07/11/2011 – Plaintiff’s Memorandum of Law in Opposition to Shorenstein Company LLCs Motion to Dismiss filed in the Sunset Aviation, Inc. Adversary Proceedings by Shorenstein Company LLC before Judge Walsh in the District of Delaware. Plaintiff Alfred T. Giuliano, Chapter 7 Trustee, opposes the Defendant’s motion to dismiss a bankruptcy preference complaint seeking recovery of a single wire transfer made on December 2, 2008 in amount of $443,690.00 (the “Transfer”).   The Defendant’s argument– the Transfer was made by a co-debtor who did not file its petition until May 1, 2009.  The December 2 transfer date is outside of the preference period.   Although the co-debtor cases were substantively consolidated, the Substantive Consolidation Order was not retroactive to the earliest petition date – i.e. nunc pro tunc.  Plaintiff starts its opposition with the observation that the Third Circuit has not addressed the proper calculation of the preference period following the entry of a substantive consolidation order that is “silent” as to its effect on avoidance actions.  Registered users click here to see a copy of this brief.

The Plaintiff outlines the Court’s options as follows:

(1)  Adopt the positions of the Sixth Circuit, announced in First Nt’l Bank of Barnesville v. Rafoth (In re Baker &  Getty Fin. Serv., Inc.), 974 F.2d 712 (6th Cir. 1992).  This adoption would mean that “entry of the Substantive Consolidation Order conclusively established that the earliest petition filing date is the operative date by which the preference period is calculated without the need for a nunc pro tunc analysis.”

(2)  Should the Sixth Circuit approach not be acceptable, hold that Plaintiff may now request nunc pro tunc application of the Substantive Consolidation Order.  Plaintiff argues that the balancing of harms test articulated by the Drabkin v. Midland-Ross Corp. (In re Auto-Train Corp.), 810 F.2d 270 (D.C.Cir.1987) justifies nunc pro tunc relief.

The issue before the Court may not be as broad as framed by the Plaintiff.  The operative language of the order sounds only prospectively and limits the purposes of the substantive consolidation:

“Order Further ORDERED that the findings with respect to the substantive consolidation, consolidation for procedural purposes and joint administration of the Debtors herein are made solely with respect to the Debtors for the purposes of facilitating the orderly liquidation of the Debtors in these proceedings”.  [Emphasis Added]

The brief contains a substantial amount of trustee rhetoric.  For example, in its summary, the Plaintiff gives its legal arguments second billing.  Instead, the Plaintiff stresses the need for “equality of treatment of creditors” and other equitable concerns.
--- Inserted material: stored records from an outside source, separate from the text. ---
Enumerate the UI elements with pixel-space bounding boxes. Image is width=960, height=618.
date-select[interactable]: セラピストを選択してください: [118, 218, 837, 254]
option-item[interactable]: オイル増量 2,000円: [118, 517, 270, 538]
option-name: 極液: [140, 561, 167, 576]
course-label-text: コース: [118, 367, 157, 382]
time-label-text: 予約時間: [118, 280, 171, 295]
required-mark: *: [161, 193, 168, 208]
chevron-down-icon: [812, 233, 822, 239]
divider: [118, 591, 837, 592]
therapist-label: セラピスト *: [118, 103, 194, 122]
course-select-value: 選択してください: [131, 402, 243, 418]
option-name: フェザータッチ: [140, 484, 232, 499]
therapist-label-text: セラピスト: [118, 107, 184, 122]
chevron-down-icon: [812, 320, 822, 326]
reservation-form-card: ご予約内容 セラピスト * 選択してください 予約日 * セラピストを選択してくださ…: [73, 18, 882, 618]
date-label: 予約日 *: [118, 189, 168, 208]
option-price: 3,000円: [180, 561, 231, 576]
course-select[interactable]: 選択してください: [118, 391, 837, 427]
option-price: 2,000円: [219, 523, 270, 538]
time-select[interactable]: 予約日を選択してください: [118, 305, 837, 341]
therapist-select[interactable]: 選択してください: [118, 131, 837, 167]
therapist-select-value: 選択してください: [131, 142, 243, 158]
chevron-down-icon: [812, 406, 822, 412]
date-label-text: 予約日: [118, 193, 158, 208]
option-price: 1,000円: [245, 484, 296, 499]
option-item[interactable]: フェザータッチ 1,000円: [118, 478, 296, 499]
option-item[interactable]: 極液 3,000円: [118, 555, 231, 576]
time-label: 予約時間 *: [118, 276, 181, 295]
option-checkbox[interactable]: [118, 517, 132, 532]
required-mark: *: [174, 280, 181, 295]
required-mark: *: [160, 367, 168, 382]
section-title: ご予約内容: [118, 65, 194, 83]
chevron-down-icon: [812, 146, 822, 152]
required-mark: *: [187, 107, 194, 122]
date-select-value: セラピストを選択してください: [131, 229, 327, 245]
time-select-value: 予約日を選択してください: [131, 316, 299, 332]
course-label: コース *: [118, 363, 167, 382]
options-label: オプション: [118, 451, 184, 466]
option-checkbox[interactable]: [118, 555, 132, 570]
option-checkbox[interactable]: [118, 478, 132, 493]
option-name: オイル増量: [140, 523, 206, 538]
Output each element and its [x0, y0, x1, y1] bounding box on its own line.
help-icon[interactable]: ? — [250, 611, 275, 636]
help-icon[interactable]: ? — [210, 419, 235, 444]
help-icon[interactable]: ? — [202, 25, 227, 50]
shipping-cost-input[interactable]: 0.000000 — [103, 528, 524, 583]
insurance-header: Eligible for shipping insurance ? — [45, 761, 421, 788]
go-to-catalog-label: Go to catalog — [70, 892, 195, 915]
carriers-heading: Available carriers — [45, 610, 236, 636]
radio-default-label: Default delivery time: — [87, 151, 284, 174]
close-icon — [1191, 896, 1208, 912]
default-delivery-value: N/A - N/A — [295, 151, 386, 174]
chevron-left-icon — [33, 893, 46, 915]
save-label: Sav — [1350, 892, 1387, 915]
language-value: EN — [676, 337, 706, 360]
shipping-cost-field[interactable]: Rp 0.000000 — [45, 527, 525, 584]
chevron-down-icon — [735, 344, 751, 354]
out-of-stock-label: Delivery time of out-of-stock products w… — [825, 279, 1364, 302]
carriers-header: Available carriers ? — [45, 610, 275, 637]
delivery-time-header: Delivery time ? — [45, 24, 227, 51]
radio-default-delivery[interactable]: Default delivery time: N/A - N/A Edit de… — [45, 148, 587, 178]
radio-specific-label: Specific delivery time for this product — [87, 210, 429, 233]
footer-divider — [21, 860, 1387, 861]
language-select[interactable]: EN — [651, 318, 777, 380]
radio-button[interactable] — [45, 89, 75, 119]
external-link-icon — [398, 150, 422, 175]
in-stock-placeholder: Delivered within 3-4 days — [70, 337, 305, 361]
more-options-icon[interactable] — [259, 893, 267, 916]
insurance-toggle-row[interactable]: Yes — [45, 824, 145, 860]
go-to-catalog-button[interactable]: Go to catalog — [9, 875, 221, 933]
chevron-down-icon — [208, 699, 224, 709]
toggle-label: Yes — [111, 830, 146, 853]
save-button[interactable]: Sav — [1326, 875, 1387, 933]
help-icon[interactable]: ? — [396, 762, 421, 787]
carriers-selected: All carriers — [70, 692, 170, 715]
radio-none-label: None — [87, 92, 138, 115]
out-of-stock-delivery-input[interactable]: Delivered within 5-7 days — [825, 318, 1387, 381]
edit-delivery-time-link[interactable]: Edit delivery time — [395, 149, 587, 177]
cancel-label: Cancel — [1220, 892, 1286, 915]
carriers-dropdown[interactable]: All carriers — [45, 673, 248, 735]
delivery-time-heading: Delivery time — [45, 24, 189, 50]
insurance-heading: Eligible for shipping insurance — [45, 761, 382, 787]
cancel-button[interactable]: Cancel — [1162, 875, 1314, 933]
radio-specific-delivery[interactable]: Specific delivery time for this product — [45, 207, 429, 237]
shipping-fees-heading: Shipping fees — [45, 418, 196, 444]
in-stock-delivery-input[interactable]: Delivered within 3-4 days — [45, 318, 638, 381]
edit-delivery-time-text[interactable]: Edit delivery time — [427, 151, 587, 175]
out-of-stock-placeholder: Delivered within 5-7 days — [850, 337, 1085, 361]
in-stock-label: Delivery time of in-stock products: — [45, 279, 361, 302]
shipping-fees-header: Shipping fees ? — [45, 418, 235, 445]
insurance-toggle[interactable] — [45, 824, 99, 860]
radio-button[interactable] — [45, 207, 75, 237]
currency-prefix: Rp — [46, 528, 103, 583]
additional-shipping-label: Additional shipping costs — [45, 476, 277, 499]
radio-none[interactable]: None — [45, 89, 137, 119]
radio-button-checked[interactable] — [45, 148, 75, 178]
Using the date of the Debtors’ earliest filed case embraces the fundamental principle of equality of treatment of creditors, which principle underlies both the purposes of substantive consolidation and the preference statute. The purpose of substantive consolidation is to ensure the protection and equitable treatment of all creditors by treating related entities as a single entity where pre-petition their assets and liabilities were intertwined and treated the same. Likewise, the preference provisions of the Bankruptcy Code are designed to promote the prime bankruptcy policy of treating creditors equally and not favoring any one creditor over other similarly-situated creditors. It is illogical and unjust to allow substantive consolidation for the benefit of all creditors, while at the same time to not treat the Debtors’ creditors in substantially the same manner for preference recovery purposes. Yet, this is exactly what Defendant asks this Court to do. Defendant wants to enjoy the benefits afforded to all creditors resulting from the order for substantive consolidation, including receiving a distribution from the Debtors’ shared assets. Nevertheless, Defendant now objects to the corresponding burdens resulting from application of the substantive consolidation order; namely, being subject to an avoidance action.

Based on the schedules filed in each respective bankruptcy case, JetDirect Aviation, Inc. has no assets available for distribution, while the assets comprising the consolidated estate are provided by Sunset Aviation, Inc. and Regal Jets, LLC. Defendant is listed as holding an unsecured claim in the amount of $164,450.00 in JetDirect Aviation, Inc.’s schedules, but is not listed in the schedules for the two other Debtors.  Absent substantive consolidation, Defendant would not receive distribution on its scheduled claim.  However, Defendant stands to receive a distribution on its claim from the consolidated assets of the Debtors pursuant to the applicable effects of the substantive consolidation order, the motion for which Defendant did not timely object. Thus, Defendant seeks to maximize its distribution, but escape its preference liability, based upon inconsistent application of the substantive consolidation order. Such inequity is fundamentally at odds with the purposes of the Bankruptcy Code.